9.6.4 Paired samples

When the samples are matched, treat the differences as a one-sample \(t\) test.

Example: Weight-loss program.

Ten people take part in a weight-loss program. They weigh before starting the program, and weigh again after the one-month program. Do they really lose weight?

  1. Hypotheses:
  • \(\mu_\mathrm{diff} = \mu_\mathrm{before} - \mu_\mathrm{after}\). \(H_0: \mu_\mathrm{diff} \le 0, H_1: \mu_\mathrm{diff} > 0\)
  • Reject \(H_0\)?

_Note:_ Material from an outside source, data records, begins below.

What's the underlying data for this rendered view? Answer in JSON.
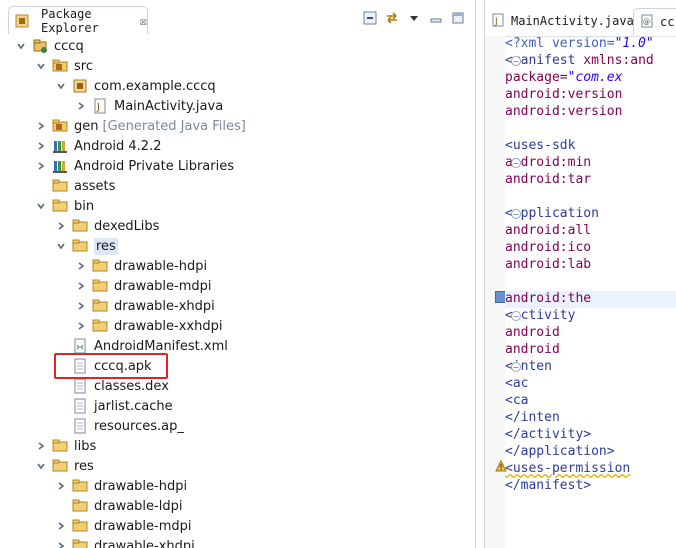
{
  "explorer": {
    "title": "Package Explorer",
    "close_glyph": "☒"
  },
  "tree": [
    {
      "label": "cccq",
      "indent": 0,
      "expanded": true,
      "icon": "project-icon"
    },
    {
      "label": "src",
      "indent": 1,
      "expanded": true,
      "icon": "source-folder-icon"
    },
    {
      "label": "com.example.cccq",
      "indent": 2,
      "expanded": true,
      "icon": "package-icon"
    },
    {
      "label": "MainActivity.java",
      "indent": 3,
      "expanded": false,
      "icon": "java-file-icon"
    },
    {
      "label": "gen",
      "suffix": "[Generated Java Files]",
      "indent": 1,
      "expanded": false,
      "icon": "source-folder-icon"
    },
    {
      "label": "Android 4.2.2",
      "indent": 1,
      "expanded": false,
      "icon": "library-icon"
    },
    {
      "label": "Android Private Libraries",
      "indent": 1,
      "expanded": false,
      "icon": "library-icon"
    },
    {
      "label": "assets",
      "indent": 1,
      "expanded": null,
      "icon": "folder-icon"
    },
    {
      "label": "bin",
      "indent": 1,
      "expanded": true,
      "icon": "folder-icon"
    },
    {
      "label": "dexedLibs",
      "indent": 2,
      "expanded": false,
      "icon": "folder-icon"
    },
    {
      "label": "res",
      "indent": 2,
      "expanded": true,
      "icon": "folder-icon",
      "selected": true
    },
    {
      "label": "drawable-hdpi",
      "indent": 3,
      "expanded": false,
      "icon": "folder-icon"
    },
    {
      "label": "drawable-mdpi",
      "indent": 3,
      "expanded": false,
      "icon": "folder-icon"
    },
    {
      "label": "drawable-xhdpi",
      "indent": 3,
      "expanded": false,
      "icon": "folder-icon"
    },
    {
      "label": "drawable-xxhdpi",
      "indent": 3,
      "expanded": false,
      "icon": "folder-icon"
    },
    {
      "label": "AndroidManifest.xml",
      "indent": 2,
      "expanded": null,
      "icon": "xml-file-icon"
    },
    {
      "label": "cccq.apk",
      "indent": 2,
      "expanded": null,
      "icon": "file-icon"
    },
    {
      "label": "classes.dex",
      "indent": 2,
      "expanded": null,
      "icon": "file-icon"
    },
    {
      "label": "jarlist.cache",
      "indent": 2,
      "expanded": null,
      "icon": "file-icon"
    },
    {
      "label": "resources.ap_",
      "indent": 2,
      "expanded": null,
      "icon": "file-icon"
    },
    {
      "label": "libs",
      "indent": 1,
      "expanded": false,
      "icon": "folder-icon"
    },
    {
      "label": "res",
      "indent": 1,
      "expanded": true,
      "icon": "folder-icon"
    },
    {
      "label": "drawable-hdpi",
      "indent": 2,
      "expanded": false,
      "icon": "folder-icon"
    },
    {
      "label": "drawable-ldpi",
      "indent": 2,
      "expanded": null,
      "icon": "folder-icon"
    },
    {
      "label": "drawable-mdpi",
      "indent": 2,
      "expanded": false,
      "icon": "folder-icon"
    },
    {
      "label": "drawable-xhdpi",
      "indent": 2,
      "expanded": false,
      "icon": "folder-icon"
    }
  ],
  "editor": {
    "tabs": [
      {
        "label": "MainActivity.java",
        "active": false
      },
      {
        "label": "cc",
        "active": true
      }
    ],
    "lines": [
      [
        {
          "t": "pi",
          "s": "<?xml version="
        },
        {
          "t": "val",
          "s": "\"1.0\""
        }
      ],
      [
        {
          "t": "tag",
          "s": "<manifest "
        },
        {
          "t": "attr",
          "s": "xmlns:and"
        }
      ],
      [
        {
          "t": "attr",
          "s": "    package="
        },
        {
          "t": "val",
          "s": "\"com.ex"
        }
      ],
      [
        {
          "t": "attr",
          "s": "    android:version"
        }
      ],
      [
        {
          "t": "attr",
          "s": "    android:version"
        }
      ],
      [
        {
          "t": "txt",
          "s": ""
        }
      ],
      [
        {
          "t": "tag",
          "s": "    <uses-sdk"
        }
      ],
      [
        {
          "t": "attr",
          "s": "        android:min"
        }
      ],
      [
        {
          "t": "attr",
          "s": "        android:tar"
        }
      ],
      [
        {
          "t": "txt",
          "s": ""
        }
      ],
      [
        {
          "t": "tag",
          "s": "    <application"
        }
      ],
      [
        {
          "t": "attr",
          "s": "        android:all"
        }
      ],
      [
        {
          "t": "attr",
          "s": "        android:ico"
        }
      ],
      [
        {
          "t": "attr",
          "s": "        android:lab"
        }
      ],
      [
        {
          "t": "txt",
          "s": ""
        }
      ],
      [
        {
          "t": "attr",
          "s": "        android:the"
        }
      ],
      [
        {
          "t": "tag",
          "s": "        <activity"
        }
      ],
      [
        {
          "t": "attr",
          "s": "            android"
        }
      ],
      [
        {
          "t": "attr",
          "s": "            android"
        }
      ],
      [
        {
          "t": "tag",
          "s": "            <inten"
        }
      ],
      [
        {
          "t": "tag",
          "s": "                <ac"
        }
      ],
      [
        {
          "t": "tag",
          "s": "                <ca"
        }
      ],
      [
        {
          "t": "tag",
          "s": "            </inten"
        }
      ],
      [
        {
          "t": "tag",
          "s": "        </activity>"
        }
      ],
      [
        {
          "t": "tag",
          "s": "    </application>"
        }
      ],
      [
        {
          "t": "tag",
          "s": "   <uses-permission"
        }
      ],
      [
        {
          "t": "tag",
          "s": "</manifest>"
        }
      ]
    ]
  }
}
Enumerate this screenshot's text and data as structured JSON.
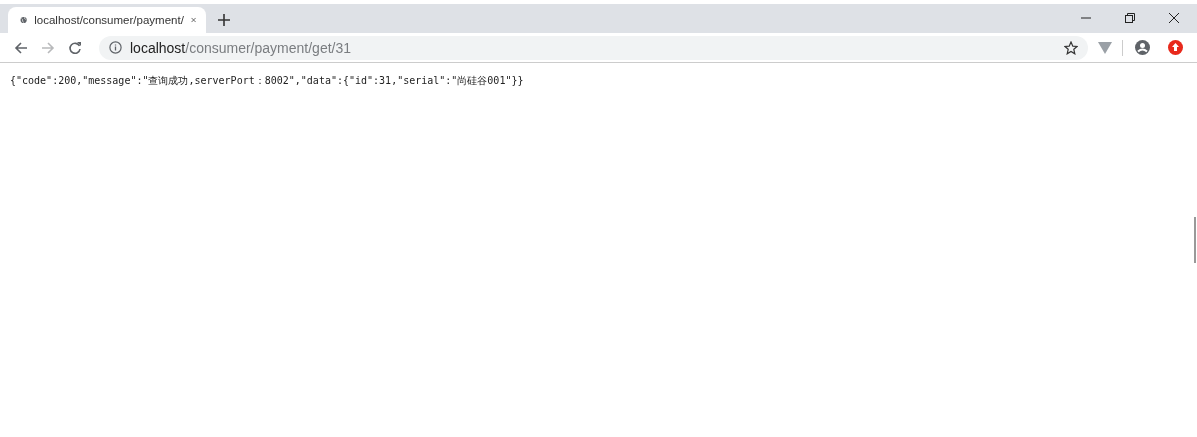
{
  "tabs": [
    {
      "title": "localhost/consumer/payment/",
      "selected": true
    }
  ],
  "address": {
    "host": "localhost",
    "path": "/consumer/payment/get/31"
  },
  "page": {
    "text": "{\"code\":200,\"message\":\"查询成功,serverPort：8002\",\"data\":{\"id\":31,\"serial\":\"尚硅谷001\"}}"
  }
}
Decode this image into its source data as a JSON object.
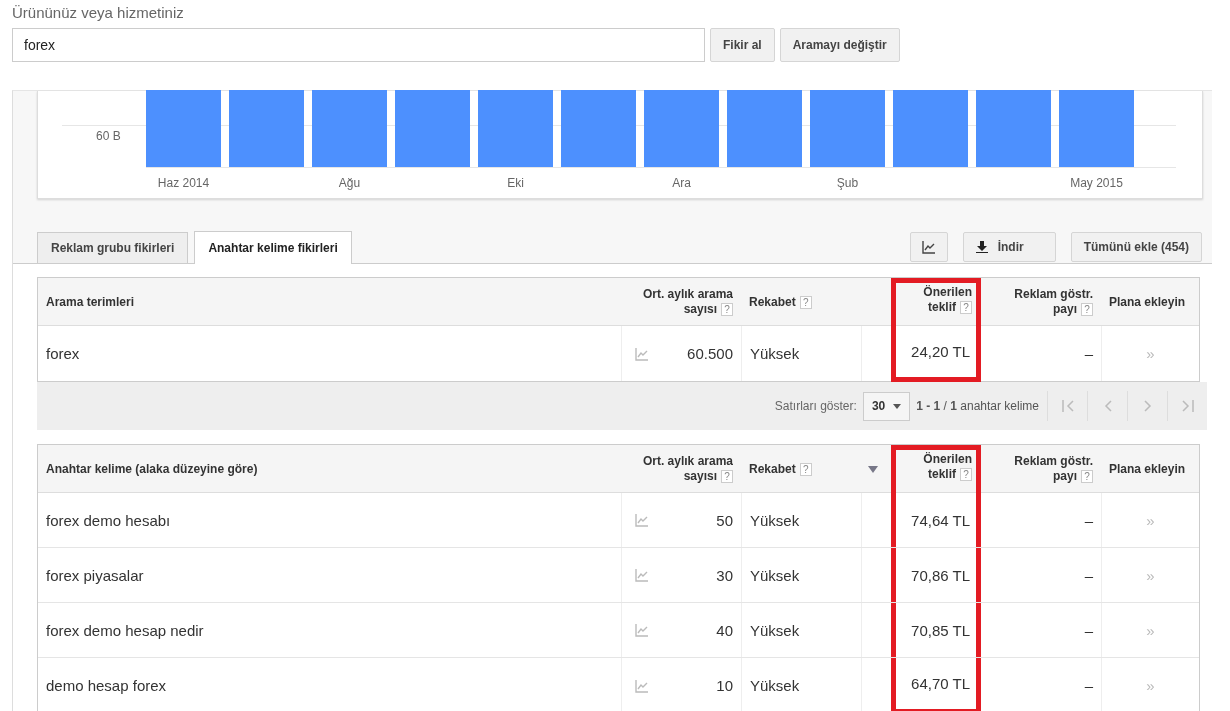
{
  "search": {
    "label": "Ürününüz veya hizmetiniz",
    "value": "forex"
  },
  "search_buttons": [
    "Fikir al",
    "Aramayı değiştir"
  ],
  "trend_chart": {
    "y_tick_label": "60 B",
    "months": [
      {
        "kind": "labeled",
        "label": "Haz 2014"
      },
      {
        "kind": "plain"
      },
      {
        "kind": "labeled",
        "label": "Ağu"
      },
      {
        "kind": "plain"
      },
      {
        "kind": "labeled",
        "label": "Eki"
      },
      {
        "kind": "plain"
      },
      {
        "kind": "labeled",
        "label": "Ara"
      },
      {
        "kind": "plain"
      },
      {
        "kind": "labeled",
        "label": "Şub"
      },
      {
        "kind": "plain"
      },
      {
        "kind": "plain"
      },
      {
        "kind": "labeled",
        "label": "May 2015"
      }
    ]
  },
  "tabs": [
    {
      "label": "Reklam grubu fikirleri",
      "selected": false
    },
    {
      "label": "Anahtar kelime fikirleri",
      "selected": true
    }
  ],
  "toolbar": {
    "download": "İndir",
    "add_all": "Tümünü ekle (454)"
  },
  "tables": [
    {
      "columns": [
        {
          "label": "Arama terimleri",
          "kind": "term",
          "highlighted": false,
          "sorted": false
        },
        {
          "label": "Ort. aylık arama sayısı",
          "help": "?",
          "kind": "number",
          "highlighted": false,
          "sorted": false
        },
        {
          "label": "Rekabet",
          "help": "?",
          "kind": "text",
          "highlighted": false,
          "sorted": false
        },
        {
          "label": "Önerilen teklif",
          "help": "?",
          "kind": "number",
          "highlighted": true,
          "sorted": false
        },
        {
          "label": "Reklam göstr. payı",
          "help": "?",
          "kind": "number",
          "highlighted": false,
          "sorted": false
        },
        {
          "label": "Plana ekleyin",
          "kind": "text",
          "highlighted": false,
          "sorted": false
        }
      ],
      "rows": [
        {
          "term": "forex",
          "searches": "60.500",
          "competition": "Yüksek",
          "bid": "24,20 TL",
          "share": "–",
          "add": "»"
        }
      ],
      "pager": {
        "label": "Satırları göster:",
        "rows_value": "30",
        "range": "**1 - 1** / **1** anahtar kelime"
      }
    },
    {
      "columns": [
        {
          "label": "Anahtar kelime (alaka düzeyine göre)",
          "kind": "term",
          "highlighted": false,
          "sorted": false
        },
        {
          "label": "Ort. aylık arama sayısı",
          "help": "?",
          "kind": "number",
          "highlighted": false,
          "sorted": false
        },
        {
          "label": "Rekabet",
          "help": "?",
          "kind": "text",
          "highlighted": false,
          "sorted": false
        },
        {
          "label": "Önerilen teklif",
          "help": "?",
          "kind": "number",
          "highlighted": true,
          "sorted": true
        },
        {
          "label": "Reklam göstr. payı",
          "help": "?",
          "kind": "number",
          "highlighted": false,
          "sorted": false
        },
        {
          "label": "Plana ekleyin",
          "kind": "text",
          "highlighted": false,
          "sorted": false
        }
      ],
      "rows": [
        {
          "term": "forex demo hesabı",
          "searches": "50",
          "competition": "Yüksek",
          "bid": "74,64 TL",
          "share": "–",
          "add": "»"
        },
        {
          "term": "forex piyasalar",
          "searches": "30",
          "competition": "Yüksek",
          "bid": "70,86 TL",
          "share": "–",
          "add": "»"
        },
        {
          "term": "forex demo hesap nedir",
          "searches": "40",
          "competition": "Yüksek",
          "bid": "70,85 TL",
          "share": "–",
          "add": "»"
        },
        {
          "term": "demo hesap forex",
          "searches": "10",
          "competition": "Yüksek",
          "bid": "64,70 TL",
          "share": "–",
          "add": "»"
        }
      ]
    }
  ]
}
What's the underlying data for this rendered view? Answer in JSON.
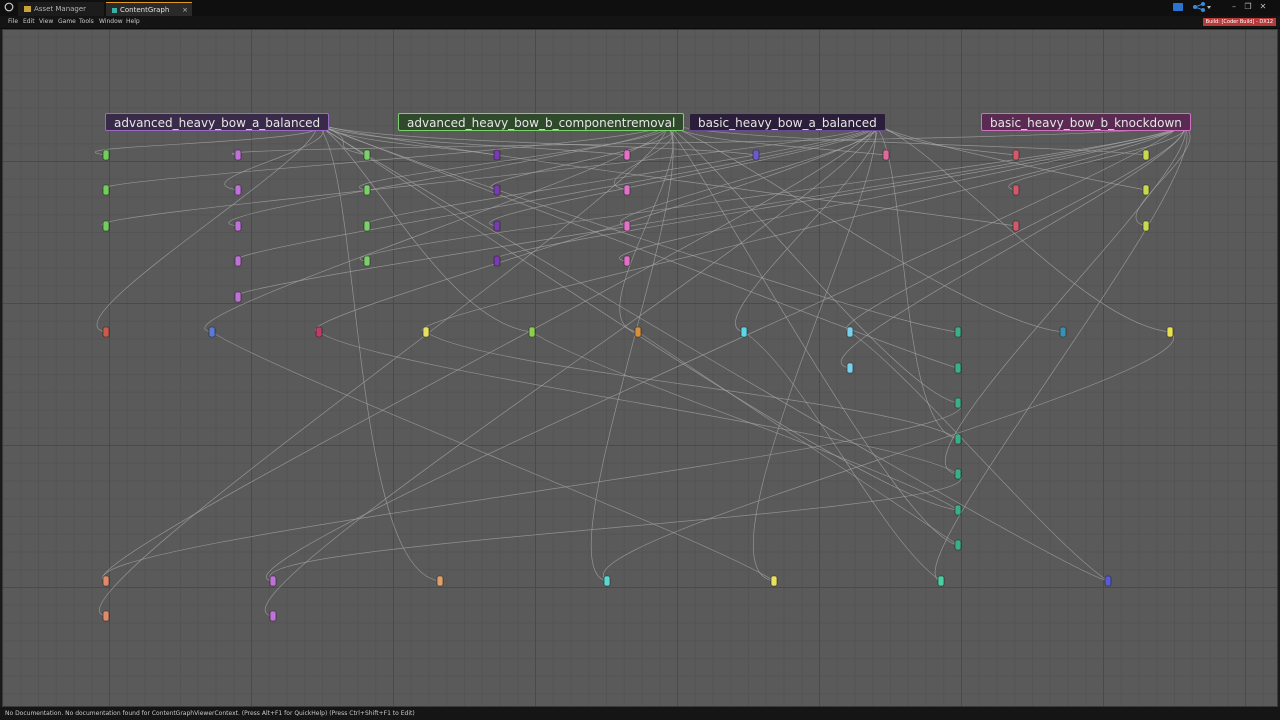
{
  "tabs": [
    {
      "label": "Asset Manager",
      "icon": "folder-icon",
      "active": false
    },
    {
      "label": "ContentGraph",
      "icon": "graph-icon",
      "active": true,
      "close": "×"
    }
  ],
  "window_controls": [
    "–",
    "❐",
    "✕"
  ],
  "menu": [
    "File",
    "Edit",
    "View",
    "Game",
    "Tools",
    "Window",
    "Help"
  ],
  "build_badge": "Build: [Coder Build] - DX12",
  "status_text": "No Documentation. No documentation found for ContentGraphViewerContext. (Press Alt+F1 for QuickHelp) (Press Ctrl+Shift+F1 to Edit)",
  "colors": {
    "viewport_bg": "#5a5a5a",
    "wire": "#a8a8a8",
    "accent": "#e39a21",
    "badge": "#b73a3a"
  },
  "graph_nodes": [
    {
      "label": "advanced_heavy_bow_a_balanced",
      "color": "#3a2a4a",
      "border": "#9a6ac0"
    },
    {
      "label": "advanced_heavy_bow_b_componentremoval",
      "color": "#2e4a2a",
      "border": "#7ad06a"
    },
    {
      "label": "basic_heavy_bow_a_balanced",
      "color": "#2a1e3a",
      "border": "#6a4a90"
    },
    {
      "label": "basic_heavy_bow_b_knockdown",
      "color": "#5a2a52",
      "border": "#d070c0"
    }
  ]
}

Given \(\alpha = 0.05\).
  1. Collect data.
wl <- data.frame(
  id = LETTERS[1:10],
  before = c(198, 201, 210, 185, 204, 156, 167, 197, 220, 186),
  after = c(194, 203, 200, 183, 200, 153, 166, 197, 215, 184))
wl$diff <- wl$before - wl$after
id before after diff
A 198 194 4
B 201 203 -2
C 210 200 10
D 185 183 2
E 204 200 4
F 156 153 3
G 167 166 1
H 197 197 0
I 220 215 5
J 186 184 2
Data of the weight-loss program.
  1. Calculate a test statistic.

\[t = \frac{\bar d - \mu_d}{s_d}\]

d_bar <- mean(wl$diff)
mu_d <- 0
s_d <- sd(wl$diff) / sqrt(nrow(wl))
(t_score <- (d_bar - mu_d) / s_d)
[1] 2.82414
(t_critical <- qt(0.95, df = nrow(wl) - 1))
[1] 1.833113
pt(t_score, df = nrow(wl) - 1, lower.tail = FALSE)
[1] 0.009955992
  1. Decision.

As \(t_\mathrm{score} > t_\mathrm{critical, 1-\alpha}\), we can reject \(H_0\) at \(\alpha = 0.05\).

One step:

t.test(wl$before, wl$after, alternative = "greater", paired = TRUE)

    Paired t-test

data:  wl$before and wl$after
t = 2.8241, df = 9, p-value = 0.009956
alternative hypothesis: true mean difference is greater than 0
95 percent confidence interval:
 1.017647      Inf
sample estimates:
mean difference 
            2.9 
  1. Conclusion.

They really lose weight.

9.7 Readings

  • Applied Environmental Statistics with R - Chapter 9

9.8 Highlights

  • Carry out a step-by-step \(t\)-test for a scientific question.
    • State \(H_0\) and \(H_1\).
    • Calculate the critical value for a given \(\alpha\).
    • Calculate the testing statistics (\(t\) score).
    • Draw a conclusion for the scientific question.